Jarman was a persistent rouser from the start, but he seemed to take new resolve during the Thatcher years—he responded to this perceived foe by stepping up his political advocacy and blurring the lines between drama, manifesto and autobiography. Drawing on home movies and stock footage, the poetry of T.S. Eliot and Allen Ginsberg and the banshee wails of Diamanda Galás, The Last of England is the closest Jarman ever came to achieving a visionary cinema of social unrest. The film’s delirious docu-fiction swirl oddly resembles Guy Maddin’s latest, My Winnipeg, though the tone of The Last is England is distinctly dire. Jarman discovered he was HIV-positive soon after finishing the film, and keeping true to form went loudly public with his disease—the moment he really became the saint of Julien and Swinton’s making.

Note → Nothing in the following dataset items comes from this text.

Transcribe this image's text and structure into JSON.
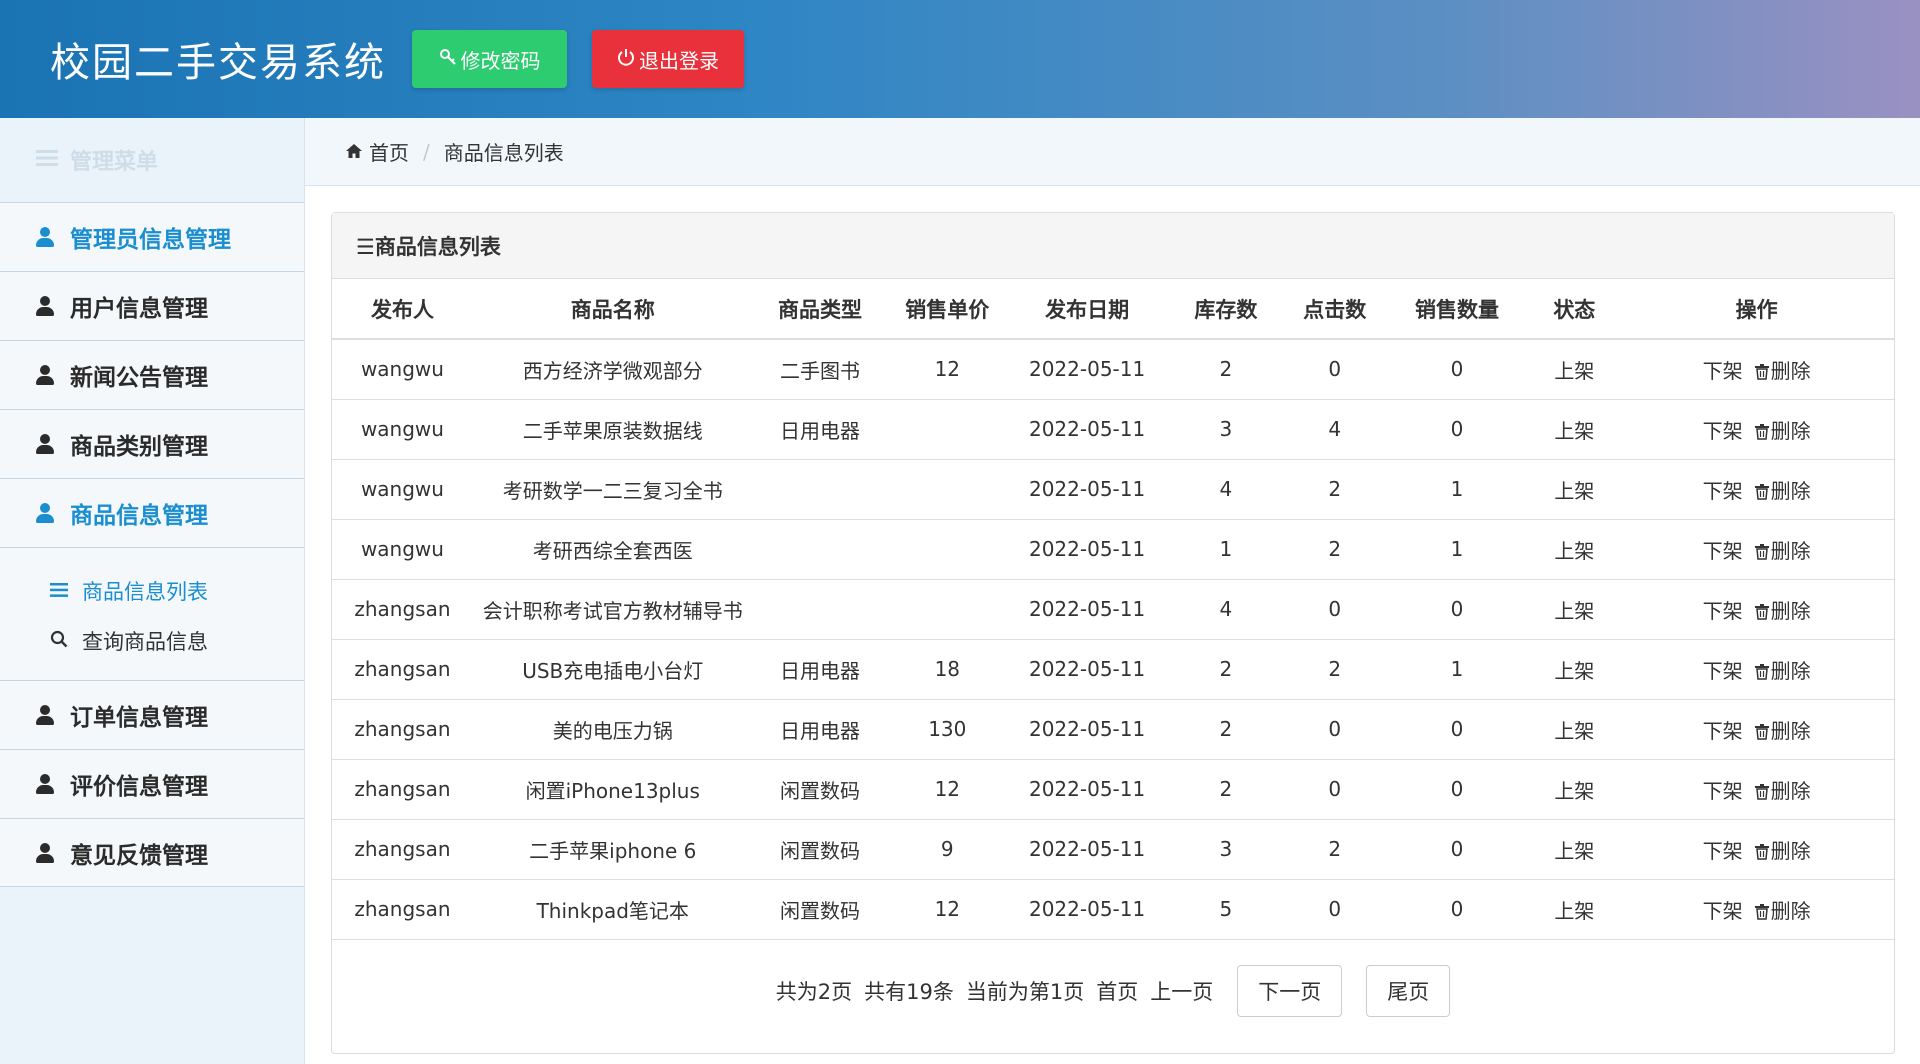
{
  "header": {
    "title": "校园二手交易系统",
    "change_password": "修改密码",
    "logout": "退出登录",
    "colors": {
      "change_password_bg": "#2ecc71",
      "logout_bg": "#e8313a"
    }
  },
  "sidebar": {
    "heading": "管理菜单",
    "items": [
      {
        "label": "管理员信息管理",
        "active": true
      },
      {
        "label": "用户信息管理"
      },
      {
        "label": "新闻公告管理"
      },
      {
        "label": "商品类别管理"
      },
      {
        "label": "商品信息管理",
        "active": true
      }
    ],
    "sub_items": [
      {
        "label": "商品信息列表",
        "icon": "list-icon",
        "active": true
      },
      {
        "label": "查询商品信息",
        "icon": "search-icon"
      }
    ],
    "items_after": [
      {
        "label": "订单信息管理"
      },
      {
        "label": "评价信息管理"
      },
      {
        "label": "意见反馈管理"
      }
    ]
  },
  "breadcrumb": {
    "home": "首页",
    "current": "商品信息列表"
  },
  "panel": {
    "title": "☰商品信息列表"
  },
  "table": {
    "headers": [
      "发布人",
      "商品名称",
      "商品类型",
      "销售单价",
      "发布日期",
      "库存数",
      "点击数",
      "销售数量",
      "状态",
      "操作"
    ],
    "rows": [
      [
        "wangwu",
        "西方经济学微观部分",
        "二手图书",
        "12",
        "2022-05-11",
        "2",
        "0",
        "0",
        "上架"
      ],
      [
        "wangwu",
        "二手苹果原装数据线",
        "日用电器",
        "",
        "2022-05-11",
        "3",
        "4",
        "0",
        "上架"
      ],
      [
        "wangwu",
        "考研数学一二三复习全书",
        "",
        "",
        "2022-05-11",
        "4",
        "2",
        "1",
        "上架"
      ],
      [
        "wangwu",
        "考研西综全套西医",
        "",
        "",
        "2022-05-11",
        "1",
        "2",
        "1",
        "上架"
      ],
      [
        "zhangsan",
        "会计职称考试官方教材辅导书",
        "",
        "",
        "2022-05-11",
        "4",
        "0",
        "0",
        "上架"
      ],
      [
        "zhangsan",
        "USB充电插电小台灯",
        "日用电器",
        "18",
        "2022-05-11",
        "2",
        "2",
        "1",
        "上架"
      ],
      [
        "zhangsan",
        "美的电压力锅",
        "日用电器",
        "130",
        "2022-05-11",
        "2",
        "0",
        "0",
        "上架"
      ],
      [
        "zhangsan",
        "闲置iPhone13plus",
        "闲置数码",
        "12",
        "2022-05-11",
        "2",
        "0",
        "0",
        "上架"
      ],
      [
        "zhangsan",
        "二手苹果iphone 6",
        "闲置数码",
        "9",
        "2022-05-11",
        "3",
        "2",
        "0",
        "上架"
      ],
      [
        "zhangsan",
        "Thinkpad笔记本",
        "闲置数码",
        "12",
        "2022-05-11",
        "5",
        "0",
        "0",
        "上架"
      ]
    ],
    "op_off": "下架",
    "op_delete": "删除"
  },
  "pager": {
    "total_pages": "共为2页",
    "total_records": "共有19条",
    "current": "当前为第1页",
    "first": "首页",
    "prev": "上一页",
    "next": "下一页",
    "last": "尾页"
  }
}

The gaunt director was still perfectly capable of archness or questionable provocations in his later films, but they were streamlined enough to make his weaknesses seem like strengths. Where previously critics argued Jarman’s style wasn’t sufficiently cinematic (whatever that means), it’s hard to imagine anyone but a painter like him would have been capable of Blue (1993), his monochrome recital of AIDS. Derek doesn’t distinguish amongst Jarman’s accomplishments, but one is finally left with the sense of his being a desperately necessary filmmaker—for being an openly gay man (the film’s inclusion in the Frameline festival is a no-brainer), but also as an artist acting with impunity in a society not eager to acknowledge difference. If homosexuality and England were his two great themes, that still doesn’t account for the brash jouissance of cinema Jarman. It’s a kind of pride, an adolescent urge to dispense with convention, a quality which Swinton evokes as the "whiff" of the school play in Jarman’s movies. A recurring image of The Last of England shows a young boy guiding a boat through dark waters with a sparkling torch, and this, finally, is Jarman’s pose. Fourteen years after his death, his work still speaks loudly to the risk of discovery.